シシャモ
Plausibleshishamo
shishamo smelt; willow-leaf fish
katakana
Origin
- Source language
- ain (lang code)
- Source form
- susam
- Borrowing route
- アイヌ語 susam → 北海道の魚名として日本語へ
- Semantic shift
- 柳の葉 → 柳葉魚という細長い魚名
- First attested
- 1900
Story
The National Ainu Museum's Ainu language database lists susam for シシャモ in Hokkaido areas such as Oshamambe, Horobetsu, Saru, and Shiraoi. Japanese dictionaries write the fish as 柳葉魚, and the biological name is Spirinchus lanceolatus. Many explanations connect Ainu susu, willow, and ham, leaf, so the Japanese kanji spelling follows the meaning as well as the fish's narrow shape.
The route is local: an Ainu fish name entered Japanese as a Hokkaido fish name, especially after Hokkaido became the official place name in 1869. Seisenban Nihon Kokugo Daijiten describes a small osmerid fish about 15 centimeters long, spawning in autumn rivers along the Pacific coast of Hokkaido. This vocabulary group is closer to northern food names than to Meiji Western loanwords such as コロッケ. It is also a winter season word in haiku lists.

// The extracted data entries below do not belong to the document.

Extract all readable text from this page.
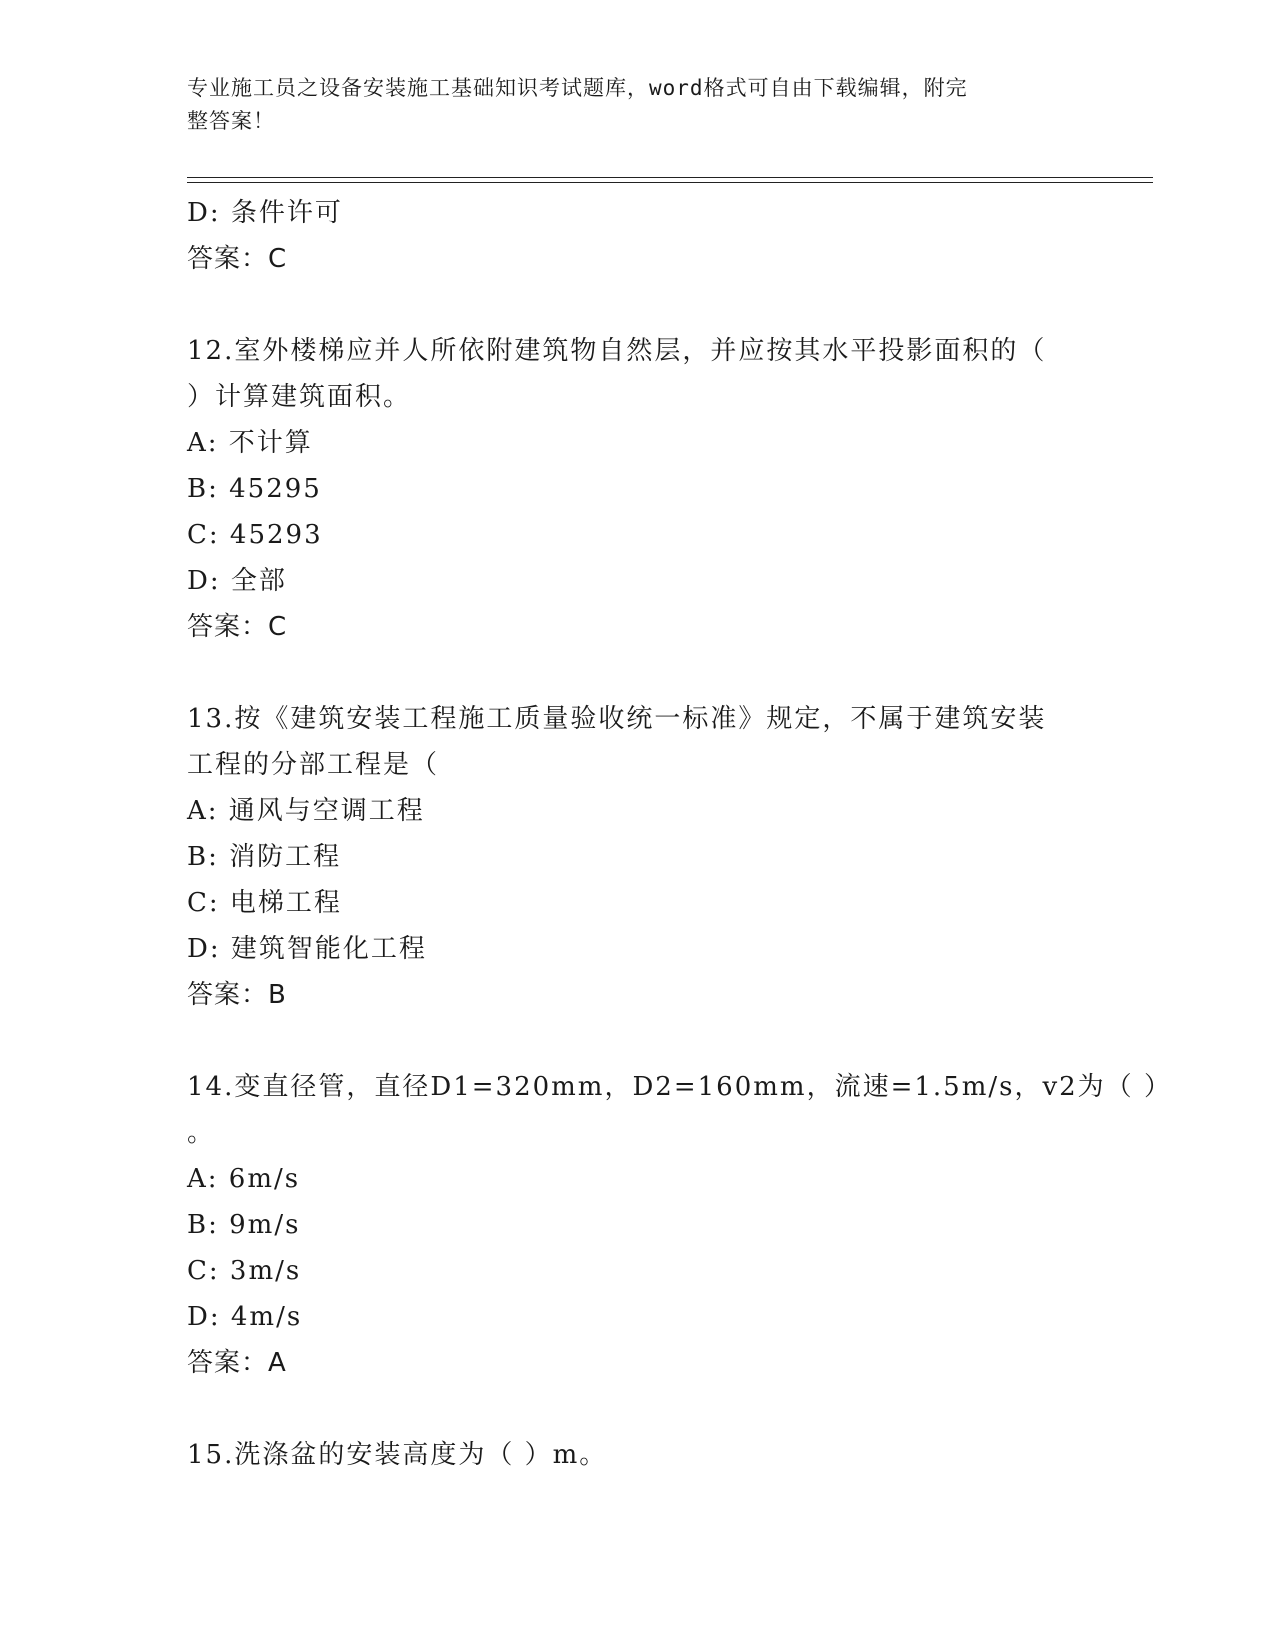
专业施工员之设备安装施工基础知识考试题库，word格式可自由下载编辑，附完
整答案！
D: 条件许可
答案：C
12.室外楼梯应并人所依附建筑物自然层，并应按其水平投影面积的（
）计算建筑面积。
A: 不计算
B: 45295
C: 45293
D: 全部
答案：C
13.按《建筑安装工程施工质量验收统一标准》规定，不属于建筑安装
工程的分部工程是（
A: 通风与空调工程
B: 消防工程
C: 电梯工程
D: 建筑智能化工程
答案：B
14.变直径管，直径D1=320mm，D2=160mm，流速=1.5m/s，v2为（ ）
。
A: 6m/s
B: 9m/s
C: 3m/s
D: 4m/s
答案：A
15.洗涤盆的安装高度为（ ）m。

Modern シシャモ on Japanese supermarket labels can be tricky. True shishamo is a Japanese endemic fish from Hokkaido, but many cheap packs are カラフトシシャモ, capelin, Mallotus villosus, imported from the North Atlantic. The Ainu-based name is therefore narrower than much current shop use. One common menu phrase is 子持ちししゃも, meaning roe-bearing shishamo.